Al,
I can only speak from my own experiences but you can’t fake, nor quickly acquire, technical competence and finger strength. I think these should be your short-term areas of focus at the crag/gym. Luckily they’re also enduring traits so once you have them you can emphasize other things.
To introduce, and bastardize, Tony Yaniro’s famous and cliched quote, ““If you can’t hold the holds [or lack the technical skills to do the moves], there’s nothing to endure.” If you want to do multi-pitch 5.12s at altitude then 5.12 at your local crag needs to feel pretty cruiser. Being able to quickly work or onsight multi-pitch 5.12 trad likely implies: you’re a V7+ boulderer, can redpoint 5.13, and have good (for the skill level) muscular endurance for sussing out sequences while onsighting and placing gear.
As someone with similar long-term goals, I’m focused on acquiring technical skills using both weekends at the crag and intermediate trips as tests and building blocks for longer multi-pitch trad routes out in the future. Two notes: I am more focused on pure rock climbing than most here, so non-climbing Z1 is a lesser part of my program. Also, I spent a ton of time in undergrad lifting heavy so my current gym work focuses on shoulder health w/ some heavy DLs and core work during base periods, but always protecting technical practice. I’d estimate over the course of a year around 75% (60% during base periods and nearly 100% during peaks) of my “training” time is spent climbing w/ the rest hiking, hangboarding, and lifting. I’m trying to build a base of climbing specific technique, strength, and aerobic capacity for 6-8 months a year, with two trip-focused peaks. I don’t really work on redpoint/power endurance efforts outside of my peak periods which people at the climbing gym find strange as it runs sharply counter to the typical ethos.
That all out of the way, here’s a guess at what my next few years look like:
Winter/spring 2017: base period w/ emphasis on ARC climbing, hangboarding, limit bouldering, and some strength/mobility. I’ll also climb outside w/ an emphasis on trad volume as much as possible.
Summer 2017: peak timed for a 2 week trip in early August to RMNP and the South Platte. Likely focused on hard single- to short multi-pitch trad routes.
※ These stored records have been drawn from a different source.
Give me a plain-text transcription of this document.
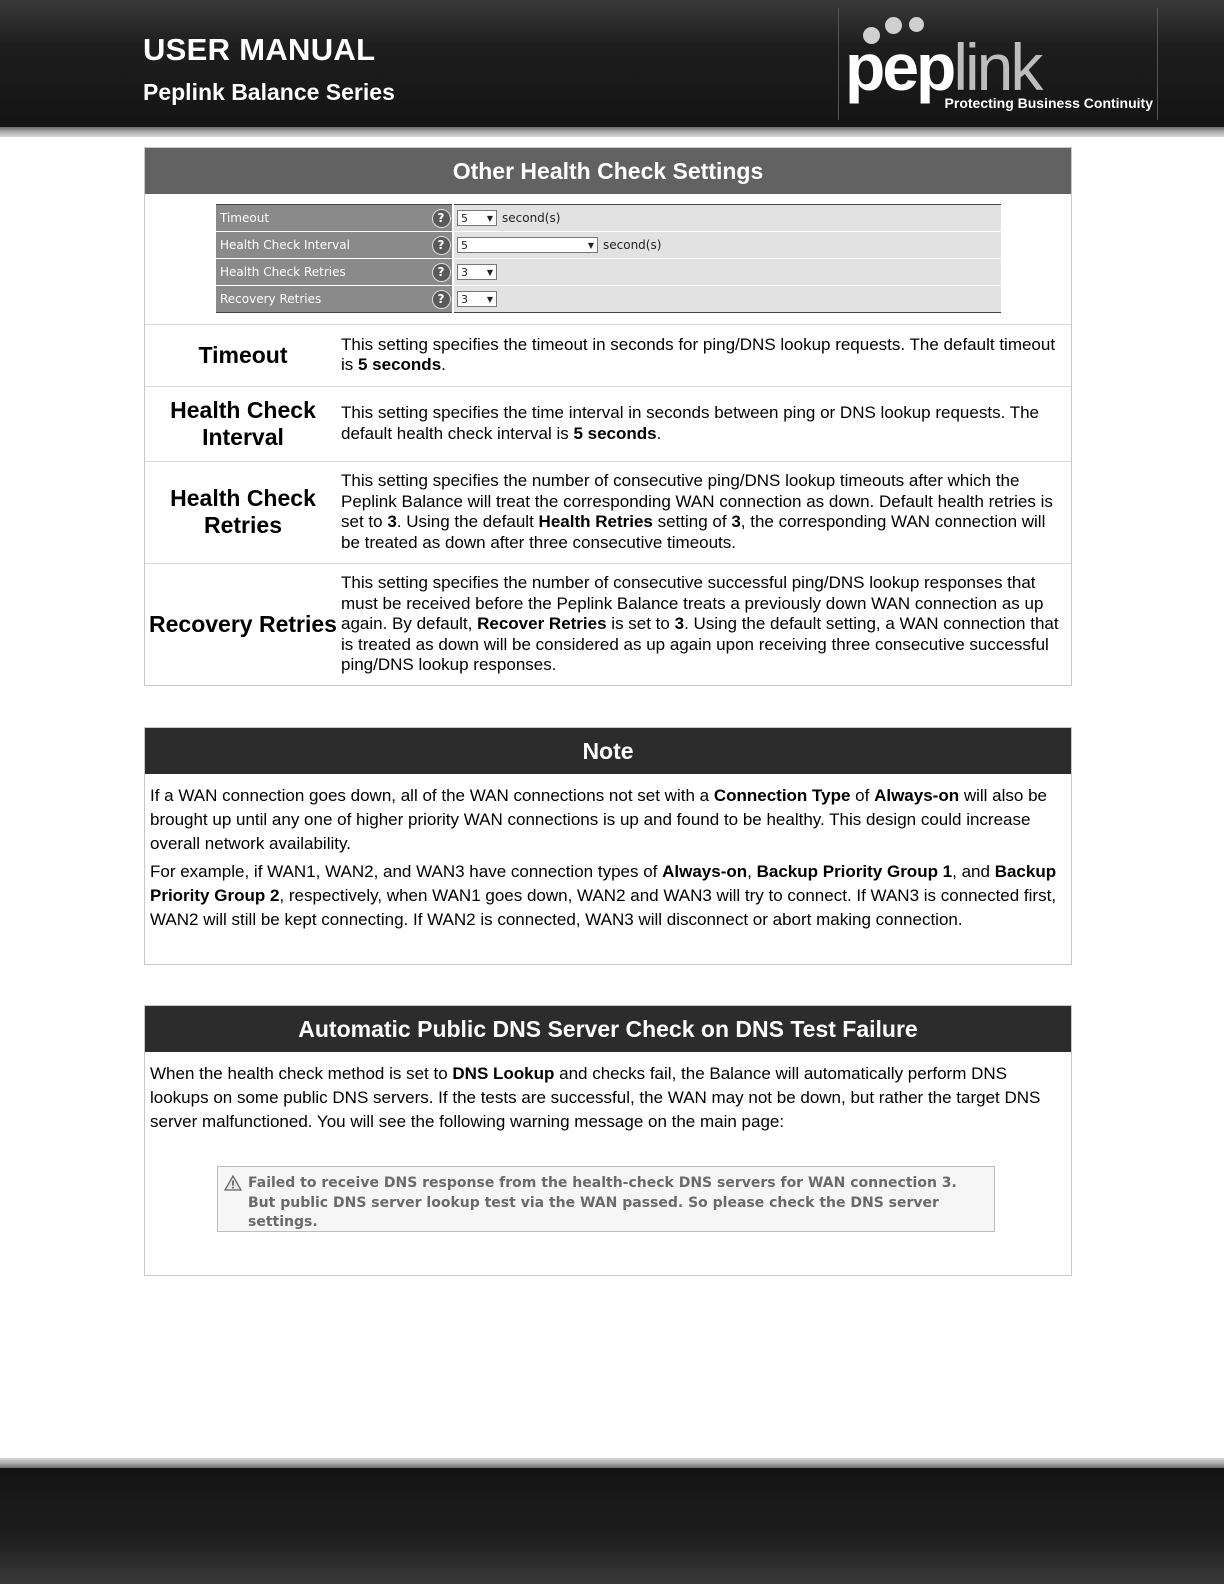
USER MANUAL
Peplink Balance Series	peplink
Protecting Business Continuity
Other Health Check Settings
Timeout	?	5 ▼ second(s)
Health Check Interval	?	5 ▼ second(s)
Health Check Retries	?	3 ▼

Recovery Retries	?	3 ▼
Timeout	This setting specifies the timeout in seconds for ping/DNS lookup requests. The default timeout is 5 seconds.
Health Check Interval	This setting specifies the time interval in seconds between ping or DNS lookup requests. The default health check interval is 5 seconds.
Health Check Retries	This setting specifies the number of consecutive ping/DNS lookup timeouts after which the Peplink Balance will treat the corresponding WAN connection as down. Default health retries is set to 3. Using the default Health Retries setting of 3, the corresponding WAN connection will be treated as down after three consecutive timeouts.
Recovery Retries	This setting specifies the number of consecutive successful ping/DNS lookup responses that must be received before the Peplink Balance treats a previously down WAN connection as up again. By default, Recover Retries is set to 3. Using the default setting, a WAN connection that is treated as down will be considered as up again upon receiving three consecutive successful ping/DNS lookup responses.
Note

If a WAN connection goes down, all of the WAN connections not set with a Connection Type of Always-on will also be brought up until any one of higher priority WAN connections is up and found to be healthy. This design could increase overall network availability.

For example, if WAN1, WAN2, and WAN3 have connection types of Always-on, Backup Priority Group 1, and Backup Priority Group 2, respectively, when WAN1 goes down, WAN2 and WAN3 will try to connect. If WAN3 is connected first, WAN2 will still be kept connecting. If WAN2 is connected, WAN3 will disconnect or abort making connection.

Automatic Public DNS Server Check on DNS Test Failure

When the health check method is set to DNS Lookup and checks fail, the Balance will automatically perform DNS lookups on some public DNS servers. If the tests are successful, the WAN may not be down, but rather the target DNS server malfunctioned. You will see the following warning message on the main page:

Failed to receive DNS response from the health-check DNS servers for WAN connection 3. But public DNS server lookup test via the WAN passed. So please check the DNS server settings.
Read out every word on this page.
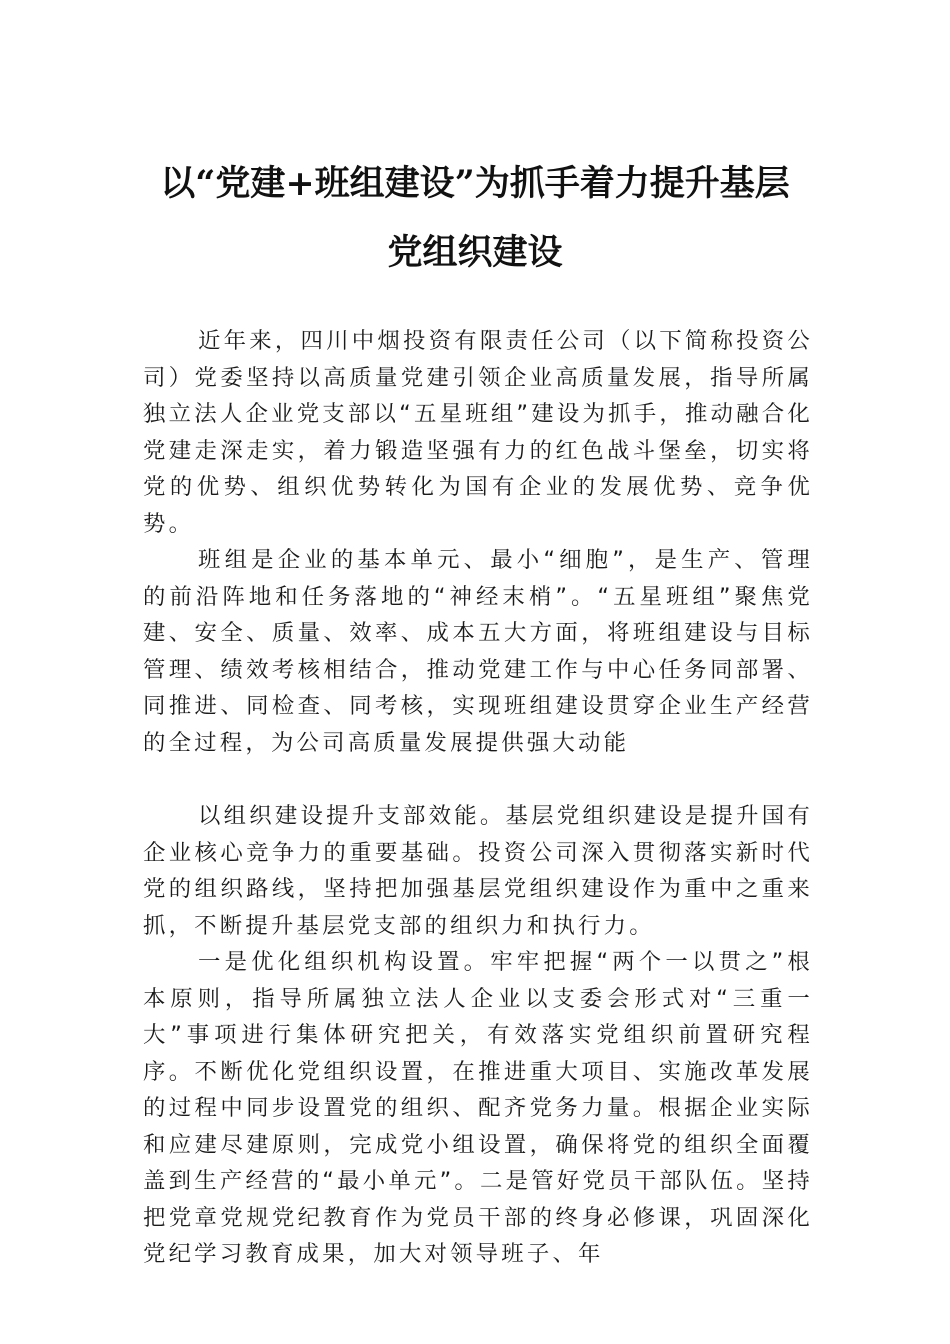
以“党建+班组建设”为抓手着力提升基层
党组织建设

近年来，四川中烟投资有限责任公司（以下简称投资公司）党委坚持以高质量党建引领企业高质量发展，指导所属独立法人企业党支部以“五星班组”建设为抓手，推动融合化党建走深走实，着力锻造坚强有力的红色战斗堡垒，切实将党的优势、组织优势转化为国有企业的发展优势、竞争优势。

班组是企业的基本单元、最小“细胞”，是生产、管理的前沿阵地和任务落地的“神经末梢”。“五星班组”聚焦党建、安全、质量、效率、成本五大方面，将班组建设与目标管理、绩效考核相结合，推动党建工作与中心任务同部署、同推进、同检查、同考核，实现班组建设贯穿企业生产经营的全过程，为公司高质量发展提供强大动能

以组织建设提升支部效能。基层党组织建设是提升国有企业核心竞争力的重要基础。投资公司深入贯彻落实新时代党的组织路线，坚持把加强基层党组织建设作为重中之重来抓，不断提升基层党支部的组织力和执行力。

一是优化组织机构设置。牢牢把握“两个一以贯之”根本原则，指导所属独立法人企业以支委会形式对“三重一大”事项进行集体研究把关，有效落实党组织前置研究程序。不断优化党组织设置，在推进重大项目、实施改革发展的过程中同步设置党的组织、配齐党务力量。根据企业实际和应建尽建原则，完成党小组设置，确保将党的组织全面覆盖到生产经营的“最小单元”。二是管好党员干部队伍。坚持把党章党规党纪教育作为党员干部的终身必修课，巩固深化党纪学习教育成果，加大对领导班子、年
Fall/Winter 2017/18: another climbing base period.
Winter 2018: Trip to Indian Creek or similar for hard single pitch trad.
Spring/summer 2018 another cycle leading to late summer/early fall peak
late summer/Fall ’18: East side Sierra/Yosemite/etc.
There are plenty of great resources out there for climbing specific training but I highly recommend reading: https://cdn5.trainingbeta.com/wp-content/uploads/2015/05/1.-Alex-Barrows-Training-Doc-V2-for-training-beta.pdf, Steve Bechtel, Steve Maisch, and many of the other more popular ones. Also take seminars as often as you can; I’ve learned more about movement in 1.5hr seminars with pros than in months or years left to my own.